A artista submete suas telas um longo processo de tratamento químico para dar a elas uma textura mais áspera e usa técnicas que variam desde a "pintura de estúdio do século 17 até a arte de rua" dos dias de hoje.
Alguns dos quadros tem mais de dois metros de altura - e por alguns anos ela teve que ficar pendurada em cordas para conseguir trabalhar na parte superior destes quadros.
Ela não conseguia mais se esticar depois de se envolver em um acidente em Paris: Cabellut foi derrubada e ferida por um policial que perseguia um ladrão.
Reconhecimento na Espanha
Apesar de já ter realizado exposições individuais em Londres, Dubai e Seul, Cabellut ainda precisa conquistar o reconhecimento na Espanha.
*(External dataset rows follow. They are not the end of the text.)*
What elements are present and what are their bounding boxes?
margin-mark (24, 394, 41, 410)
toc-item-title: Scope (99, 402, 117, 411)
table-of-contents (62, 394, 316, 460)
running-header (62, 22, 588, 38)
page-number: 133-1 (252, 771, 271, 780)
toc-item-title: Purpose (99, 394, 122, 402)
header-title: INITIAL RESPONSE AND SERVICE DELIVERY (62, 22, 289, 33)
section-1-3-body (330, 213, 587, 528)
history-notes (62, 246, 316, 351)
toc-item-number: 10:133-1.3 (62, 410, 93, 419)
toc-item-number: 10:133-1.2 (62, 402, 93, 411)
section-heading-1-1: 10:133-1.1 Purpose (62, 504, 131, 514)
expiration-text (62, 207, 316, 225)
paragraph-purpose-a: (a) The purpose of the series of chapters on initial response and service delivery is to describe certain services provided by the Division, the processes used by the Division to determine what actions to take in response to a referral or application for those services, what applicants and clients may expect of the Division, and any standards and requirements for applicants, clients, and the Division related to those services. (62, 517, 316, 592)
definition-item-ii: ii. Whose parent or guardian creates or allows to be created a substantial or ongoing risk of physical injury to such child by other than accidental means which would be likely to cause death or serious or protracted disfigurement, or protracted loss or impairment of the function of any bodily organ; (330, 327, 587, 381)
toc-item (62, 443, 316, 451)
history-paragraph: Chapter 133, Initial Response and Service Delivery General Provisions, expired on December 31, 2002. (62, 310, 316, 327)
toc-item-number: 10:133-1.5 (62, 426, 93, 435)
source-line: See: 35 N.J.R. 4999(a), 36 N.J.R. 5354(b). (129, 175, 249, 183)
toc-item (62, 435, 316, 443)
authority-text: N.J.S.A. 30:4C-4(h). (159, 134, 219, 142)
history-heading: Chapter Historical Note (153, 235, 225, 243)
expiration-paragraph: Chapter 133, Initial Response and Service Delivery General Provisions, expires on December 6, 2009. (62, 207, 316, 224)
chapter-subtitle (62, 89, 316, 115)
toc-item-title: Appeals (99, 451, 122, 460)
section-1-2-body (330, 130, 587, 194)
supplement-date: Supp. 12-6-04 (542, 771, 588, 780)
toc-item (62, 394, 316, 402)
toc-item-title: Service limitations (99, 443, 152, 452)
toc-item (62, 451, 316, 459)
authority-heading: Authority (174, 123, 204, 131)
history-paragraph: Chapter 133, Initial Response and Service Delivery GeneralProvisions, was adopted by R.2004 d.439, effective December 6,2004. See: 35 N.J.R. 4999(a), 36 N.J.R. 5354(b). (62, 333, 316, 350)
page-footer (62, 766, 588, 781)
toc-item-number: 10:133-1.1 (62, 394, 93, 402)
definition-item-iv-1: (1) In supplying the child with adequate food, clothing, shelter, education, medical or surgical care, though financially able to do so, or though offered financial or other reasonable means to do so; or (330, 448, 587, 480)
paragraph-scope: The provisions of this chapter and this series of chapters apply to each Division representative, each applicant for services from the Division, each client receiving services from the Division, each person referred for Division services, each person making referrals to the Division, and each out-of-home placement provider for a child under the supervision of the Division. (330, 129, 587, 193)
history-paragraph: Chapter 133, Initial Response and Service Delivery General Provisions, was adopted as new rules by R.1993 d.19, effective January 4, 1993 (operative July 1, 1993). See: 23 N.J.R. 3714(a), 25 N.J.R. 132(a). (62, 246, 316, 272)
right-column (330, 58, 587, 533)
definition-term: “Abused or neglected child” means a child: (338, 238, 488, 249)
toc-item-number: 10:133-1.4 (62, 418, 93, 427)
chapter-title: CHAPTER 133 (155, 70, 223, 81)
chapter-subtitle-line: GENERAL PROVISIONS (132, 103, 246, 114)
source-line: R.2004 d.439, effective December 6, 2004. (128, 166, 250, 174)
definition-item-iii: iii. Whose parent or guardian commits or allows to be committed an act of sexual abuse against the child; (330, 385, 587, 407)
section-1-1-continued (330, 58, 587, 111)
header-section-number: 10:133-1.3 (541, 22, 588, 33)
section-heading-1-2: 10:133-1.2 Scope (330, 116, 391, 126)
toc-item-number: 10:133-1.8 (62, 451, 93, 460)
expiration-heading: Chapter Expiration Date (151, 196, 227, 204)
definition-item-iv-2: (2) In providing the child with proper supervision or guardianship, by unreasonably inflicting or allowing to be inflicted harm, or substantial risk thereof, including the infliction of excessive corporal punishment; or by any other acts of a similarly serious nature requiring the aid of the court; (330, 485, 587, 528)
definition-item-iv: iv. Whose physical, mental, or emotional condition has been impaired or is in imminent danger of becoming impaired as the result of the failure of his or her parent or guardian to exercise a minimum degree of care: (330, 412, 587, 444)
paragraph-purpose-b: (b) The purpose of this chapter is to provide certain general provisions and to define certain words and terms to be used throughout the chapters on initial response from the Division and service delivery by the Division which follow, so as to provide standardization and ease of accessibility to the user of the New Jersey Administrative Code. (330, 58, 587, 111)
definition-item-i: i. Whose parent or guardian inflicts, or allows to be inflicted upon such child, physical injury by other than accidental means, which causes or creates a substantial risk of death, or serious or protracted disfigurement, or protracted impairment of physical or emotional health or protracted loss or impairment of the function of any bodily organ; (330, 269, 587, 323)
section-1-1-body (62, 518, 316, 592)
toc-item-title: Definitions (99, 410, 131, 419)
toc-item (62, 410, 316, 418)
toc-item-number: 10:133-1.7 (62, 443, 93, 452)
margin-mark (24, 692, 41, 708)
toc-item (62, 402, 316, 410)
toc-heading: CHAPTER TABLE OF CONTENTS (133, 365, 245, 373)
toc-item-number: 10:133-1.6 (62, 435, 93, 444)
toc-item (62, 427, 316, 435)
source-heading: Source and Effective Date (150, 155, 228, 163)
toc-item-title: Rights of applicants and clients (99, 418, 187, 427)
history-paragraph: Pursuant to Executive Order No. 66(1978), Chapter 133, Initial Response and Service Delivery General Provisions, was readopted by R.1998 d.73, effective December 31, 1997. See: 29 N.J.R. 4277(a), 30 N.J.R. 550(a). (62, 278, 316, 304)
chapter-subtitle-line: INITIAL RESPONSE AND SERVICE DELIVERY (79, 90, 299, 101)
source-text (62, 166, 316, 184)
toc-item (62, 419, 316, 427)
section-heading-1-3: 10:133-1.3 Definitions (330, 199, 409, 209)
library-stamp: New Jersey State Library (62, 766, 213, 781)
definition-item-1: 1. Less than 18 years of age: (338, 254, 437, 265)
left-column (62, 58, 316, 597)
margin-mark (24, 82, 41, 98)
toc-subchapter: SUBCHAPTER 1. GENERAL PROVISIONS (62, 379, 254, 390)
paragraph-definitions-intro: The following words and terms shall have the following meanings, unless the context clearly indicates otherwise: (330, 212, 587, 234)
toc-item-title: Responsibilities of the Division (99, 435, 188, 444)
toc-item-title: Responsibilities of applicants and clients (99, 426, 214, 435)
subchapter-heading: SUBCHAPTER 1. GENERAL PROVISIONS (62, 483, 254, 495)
E isso pode acontecer em 2017, com duas exibições marcadas no país, uma em Barcelona e outra em no Museu de Arte Contemporânea, em La Coruña.
"Claro que minhas raízes são espanholas e eu sempre serei espanhola. É bonito que as pessoas de seu lar contam com você e te beijam."
Quanto à mãe biológica, Cabellut afirma que a perdoou pelo abandono. Ela lembra que a visitou uma vez, quando ainda era estudante de arte, mas não conseguiu descobrir como ela se sentia.
Quando a artista fala sobre o trabalho, ela se lembra da infância nas ruas de Barcelona.
"Ainda sinto como se estivesse vendendo estrelas. As pessoas não estão apenas comprando uma tinta, tela e resina - é a mágica e a emoção que é o espírito da arte."